Sudo is a good tool for that. Allowing selective access to privileged commands
is what sudo does really well. It's not fool-proof, but it's better than using
shared accounts, for example. It also keeps logs, which can be useful when
reconstructing past events.
> Now we would like to monitor what our aix administrators do. We don't what to
> hinder the administrators but we want to audit them once in awhile.
Sudo is entirely the wrong tool for that. You may not have investigated too
closely how it works, so let me mention a few points:
o Sudo is about access control, not auditing. Modern UNIX-like
operating systems usually come with some kind of auditing facility
built-in, which are much harder to circumvent than sudo's syslogs.
o Sudo only logs its command lines. It will NOT log commands entered
in shells started via sudo, or in scripts started via sudo. Even
restricting access to a few commands does not help. Read the
documentation that comes with sudo. I recall a passage about
policy.
o Sudo will not prevent determined users from circumventing the logging
of their activities. But you wish to audit your sysadmins. Assuming
you communicated this to your sysadmins really well, and they ...

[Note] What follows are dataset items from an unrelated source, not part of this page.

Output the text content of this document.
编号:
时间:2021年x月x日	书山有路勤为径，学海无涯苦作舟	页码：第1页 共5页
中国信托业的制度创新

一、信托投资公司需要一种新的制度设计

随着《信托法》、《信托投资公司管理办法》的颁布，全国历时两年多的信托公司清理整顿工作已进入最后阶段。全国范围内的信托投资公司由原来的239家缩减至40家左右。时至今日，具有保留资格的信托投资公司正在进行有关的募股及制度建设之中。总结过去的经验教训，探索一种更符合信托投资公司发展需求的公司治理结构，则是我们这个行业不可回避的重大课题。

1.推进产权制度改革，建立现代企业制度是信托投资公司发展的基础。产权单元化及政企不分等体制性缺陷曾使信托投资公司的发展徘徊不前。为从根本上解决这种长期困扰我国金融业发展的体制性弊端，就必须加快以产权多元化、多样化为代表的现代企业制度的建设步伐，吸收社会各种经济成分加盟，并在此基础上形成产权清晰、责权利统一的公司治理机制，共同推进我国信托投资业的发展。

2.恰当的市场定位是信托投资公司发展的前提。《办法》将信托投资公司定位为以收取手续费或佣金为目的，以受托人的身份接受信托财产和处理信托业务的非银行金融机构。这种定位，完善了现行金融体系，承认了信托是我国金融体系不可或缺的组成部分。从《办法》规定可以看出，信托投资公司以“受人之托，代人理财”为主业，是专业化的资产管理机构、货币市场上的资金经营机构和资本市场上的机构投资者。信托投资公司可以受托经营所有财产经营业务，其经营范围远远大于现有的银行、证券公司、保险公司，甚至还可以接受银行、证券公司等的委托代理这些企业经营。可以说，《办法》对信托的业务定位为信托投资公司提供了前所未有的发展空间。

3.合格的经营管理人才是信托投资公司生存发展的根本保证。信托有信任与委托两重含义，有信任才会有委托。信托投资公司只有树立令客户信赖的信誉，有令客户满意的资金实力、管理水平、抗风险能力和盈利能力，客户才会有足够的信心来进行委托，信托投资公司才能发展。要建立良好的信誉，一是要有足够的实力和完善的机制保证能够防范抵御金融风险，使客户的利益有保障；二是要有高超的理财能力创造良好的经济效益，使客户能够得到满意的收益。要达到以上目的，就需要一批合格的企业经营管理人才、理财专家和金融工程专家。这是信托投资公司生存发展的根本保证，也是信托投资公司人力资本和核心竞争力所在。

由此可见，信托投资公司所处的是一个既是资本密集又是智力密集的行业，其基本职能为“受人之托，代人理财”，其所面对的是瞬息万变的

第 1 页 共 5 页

consent ... there is still no way you can be sure of your logs
reporting anything useful. Remember: the root account has the power to
read and write any file - including config files and logs. Modifying
syslogs - even if directed to a centralized machine - would be almost
trivial. This is a battle you can't win; it may be a playful battle,
if you haven't angered your sysadmins; nevertheless, you will not win
it. Cooperation and policy will help you much more.
So if you are serious about auditing sysadmins, use the auditing facility built
into AIX. It was designed for that purpose. Sudo wasn't.